Dürfen Firmen ihre Angestellten überwachen, Frau Wildhaber?
Firmen wollen wissen, ob die Angestellten zu Hause arbeiten. Doch dürfen sie die Aktivitäten überprüfen? Die Arbeitsrechtsexpertin ordnet ein.
Wäsche waschen und Mittagessen kochen – das machen heute viele Angestellte neben der Arbeit im Homeoffice. Dabei stellen sie sicher, dass ihr Status in Chat-Programmen grün bleibt und so beim Arbeitgeber der Eindruck entsteht, dass sie am Arbeiten sind. Dieses Vortäuschen der Arbeit heisst «Fake Work» und ist Firmen zunehmend ein Dorn im Auge.
Während sie früher im Büro ein klares Indiz hatten, ob eine Person vor Ort und entsprechend am Arbeiten ist, können sie die Angestellten im Homeoffice nicht mehr beobachten. Nun gibt es Firmen wie Novartis, die mit «Arbeitsplatz-Analytics» messen, ob ihre Angestellten telefonieren, E-Mails schreiben oder in digitalen Meetings sind. Oder aber Privatdetekteien wie die Basilisk Detektei, die spezifische Angebote für die Überprüfung der Angestellten im Homeoffice anbieten.
Beide Varianten seien jedoch kritisch, sagt Arbeitsrechtsexpertin Isabelle Wildhaber von der Universität St. Gallen. Sie zeigt im Gespräch auf, inwiefern Überwachung im Homeoffice möglich ist und wo die Grenzen sind.
Frau Wildhaber, wie definieren Sie «Fake Work»?
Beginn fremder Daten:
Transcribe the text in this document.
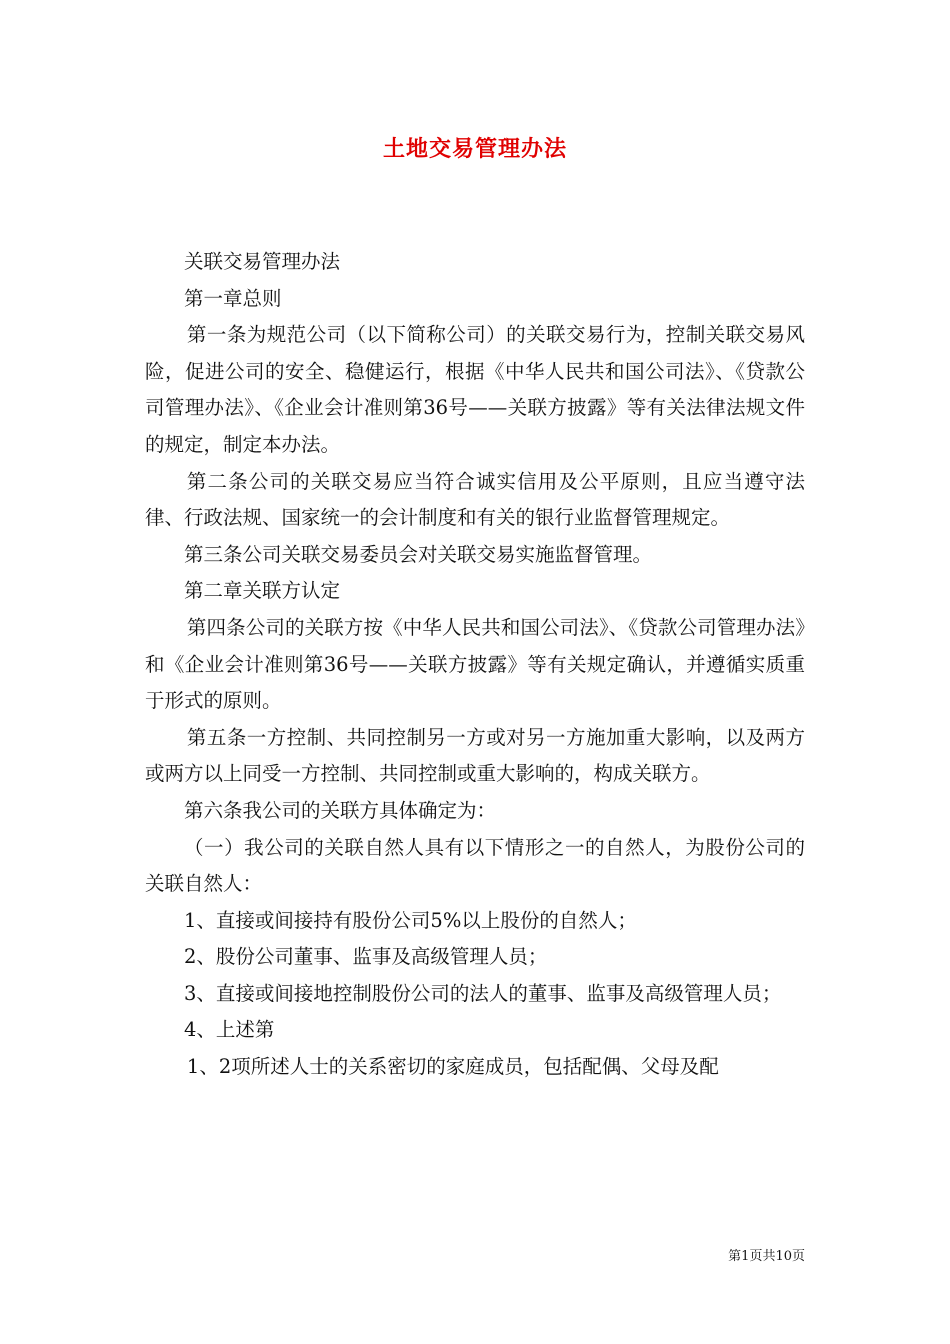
土地交易管理办法

关联交易管理办法

第一章总则

第一条为规范公司（以下简称公司）的关联交易行为，控制关联交易风险，促进公司的安全、稳健运行，根据《中华人民共和国公司法》、《贷款公司管理办法》、《企业会计准则第36号——关联方披露》等有关法律法规文件的规定，制定本办法。

第二条公司的关联交易应当符合诚实信用及公平原则，且应当遵守法律、行政法规、国家统一的会计制度和有关的银行业监督管理规定。

第三条公司关联交易委员会对关联交易实施监督管理。

第二章关联方认定

第四条公司的关联方按《中华人民共和国公司法》、《贷款公司管理办法》和《企业会计准则第36号——关联方披露》等有关规定确认，并遵循实质重于形式的原则。

第五条一方控制、共同控制另一方或对另一方施加重大影响，以及两方或两方以上同受一方控制、共同控制或重大影响的，构成关联方。

第六条我公司的关联方具体确定为：

（一）我公司的关联自然人具有以下情形之一的自然人，为股份公司的关联自然人：

1、直接或间接持有股份公司5%以上股份的自然人；

2、股份公司董事、监事及高级管理人员；

3、直接或间接地控制股份公司的法人的董事、监事及高级管理人员；

4、上述第

1、2项所述人士的关系密切的家庭成员，包括配偶、父母及配

第1页共10页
Fake Work wird teilweise definiert als Arbeit, bei der die Ausführenden zwar beschäftigt sind, die aber weder ihnen selbst noch dem Unternehmen einen messbaren Mehrwert liefert, also beispielsweise Meetings ohne klare Zielsetzung.
Meetings ohne klare Zielsetzung sind jedoch nicht zwingend ein Fake-Work-Problem, sondern zeugen von ineffizienter Führung?
Klar. Das ist für mich eine Frage der Führung und der Selbstorganisation im Unternehmen. Fällt diese Art von Fake Work an, dann gilt es sie zu verbessern. Es ist keine Frage der Arbeitszeit – auch ineffizient erbrachte Stunden, während der sich Arbeitnehmende zur Verfügung der Arbeitgeberin halten, ist Arbeitszeit. Überflüssige Aufgaben, die Ressourcen binden, sind von der Arbeitgeberin zu verantworten und nicht das Problem der Arbeitnehmenden.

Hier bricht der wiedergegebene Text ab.